If you for some reason can not use docker and don't want to pollute your system globally with cpan packages, you can use a locallib install instead. CentOS example:
Microsoft SQL Server has had this built in since “forever”, but instead of looking at your config, it does its analysis based on workload trace, analyzing how that workload performs and what particular queries are having sub-par performance.
Thus the “tuning” matches your actual use.
If there can be done guaranteed improvements to your DBs performance based on static analysis of the config-alone, why on earth is that not the standard config? That seems like a no-brainer.

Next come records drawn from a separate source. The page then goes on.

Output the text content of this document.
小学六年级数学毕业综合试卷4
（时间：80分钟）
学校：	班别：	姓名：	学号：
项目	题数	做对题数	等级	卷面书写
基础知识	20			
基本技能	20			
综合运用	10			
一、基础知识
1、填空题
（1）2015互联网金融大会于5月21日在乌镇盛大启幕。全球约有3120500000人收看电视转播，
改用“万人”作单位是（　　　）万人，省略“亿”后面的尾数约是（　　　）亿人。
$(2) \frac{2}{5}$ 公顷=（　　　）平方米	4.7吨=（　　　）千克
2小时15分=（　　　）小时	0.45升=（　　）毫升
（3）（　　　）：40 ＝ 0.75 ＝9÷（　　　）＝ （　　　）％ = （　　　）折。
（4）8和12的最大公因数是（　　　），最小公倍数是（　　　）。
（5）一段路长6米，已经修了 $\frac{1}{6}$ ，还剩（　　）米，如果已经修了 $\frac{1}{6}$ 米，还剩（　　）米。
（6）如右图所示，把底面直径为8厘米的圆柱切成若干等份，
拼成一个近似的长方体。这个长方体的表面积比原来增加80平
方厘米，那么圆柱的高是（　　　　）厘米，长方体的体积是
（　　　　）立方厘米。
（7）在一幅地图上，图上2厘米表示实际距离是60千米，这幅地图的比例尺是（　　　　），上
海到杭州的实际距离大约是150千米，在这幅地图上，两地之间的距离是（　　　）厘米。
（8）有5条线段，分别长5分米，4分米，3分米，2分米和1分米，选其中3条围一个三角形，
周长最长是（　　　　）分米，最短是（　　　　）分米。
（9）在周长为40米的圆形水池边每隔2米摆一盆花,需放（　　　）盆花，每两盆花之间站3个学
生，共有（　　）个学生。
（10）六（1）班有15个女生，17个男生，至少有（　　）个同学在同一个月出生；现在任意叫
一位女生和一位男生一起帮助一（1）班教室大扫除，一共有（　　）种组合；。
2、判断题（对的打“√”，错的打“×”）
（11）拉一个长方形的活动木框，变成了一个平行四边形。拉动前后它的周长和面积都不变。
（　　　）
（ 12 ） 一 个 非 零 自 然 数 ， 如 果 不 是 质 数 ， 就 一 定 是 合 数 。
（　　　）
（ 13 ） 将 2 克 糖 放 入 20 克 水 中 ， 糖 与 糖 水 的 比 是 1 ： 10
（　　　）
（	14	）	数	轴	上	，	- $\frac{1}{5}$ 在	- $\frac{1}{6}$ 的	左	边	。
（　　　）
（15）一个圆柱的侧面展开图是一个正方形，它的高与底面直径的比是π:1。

The SQL Server tuning advisor has historically been terrible for any database of any complexity at all. It imposes an enormous load, and the results are usually contradictory and often very sub-optimal if not detrimental. Works great for a hello world style database, though.
There was a post earlier (https://news.ycombinator.com/item?id=19422554) that I assume inspired this post and it was someone who benefited by correcting the DBMS' very wrong assumptions about the cost of random IO, and this was always the Achilles heel of SQL Server as well with any sort of fast storage -- it absolutely refused to accept that anything could be faster than about 150 IOPS, and would try to brute force through with terrible approaches. In this case the guy could just change the configuration and it would properly calculate query plan costs and execute accordingly, where SQL Server, to my knowledge, still doesn't let you change this costing, nor does it dynamically determine it.
In the mysql world, mysqltuner has been kicking around for more than a decade now that spits out suggested configuration changes. I haven't had a need to use it in several years though https://github.com/major/MySQLTuner-perl
There are just so many dials and switches that can be changed that can modify the performance of the database, it really has to be moving far beyond anything any one individual could possibly grok.
Standard config and actual use are very different things. The first one implies adequate performance for most use cases, while actual use implies adequate performance considering current use case.
This tool seems to be analyzing current use case.
PG tune is the standard pretty much, not sure about this new tool. In case you're not familiar with PG tuning... Here's the TL/DR, don't even think about going into production without running PG tune. The default postgres settings are not optimized, assuming you have any decent load on the system this will be a problem.
The real odd thing here is that `work_mem` (and to a lesser degree `maintenance_work_mem`) is still low enough out of the box that a script got written to highlight that it's too low. Increasing it is the first step one probably ought to look into when installing Postgres.
Huge numbers of postgres installations are on small machines and/or machines shared with other software. And whether you want a large work_mem hugely depends on whether you want to run an OLTP workload with a few hundred connections, or an analytics workload with like 2. It ain't as simple as you paint it.
Love this idea, but is this better done as part of, say, an existing linting framework? (update: oops, I thought this was about reading from your pg configuration file, not the live DB)
You could make use of things like IDE syntax highlighting, and in some cases, auto-fixing.
Glad to see they have a way to run it with docker, because I have too many bad memories of missing perl modules when trying to run perl scripts in the early 2000s (but that also tells you how outdated I am from perl-world)
There is something to be said for simpler B-Tree style databases like MySQL that are harder to screw up!
Also perhaps there could be an optional mode for Postgres that did something to the effect of immediate vacuuming for all modification statements. Collecting garbage as soon as its made. At the cost of slower statements, but no long term degradation. More predictable performance.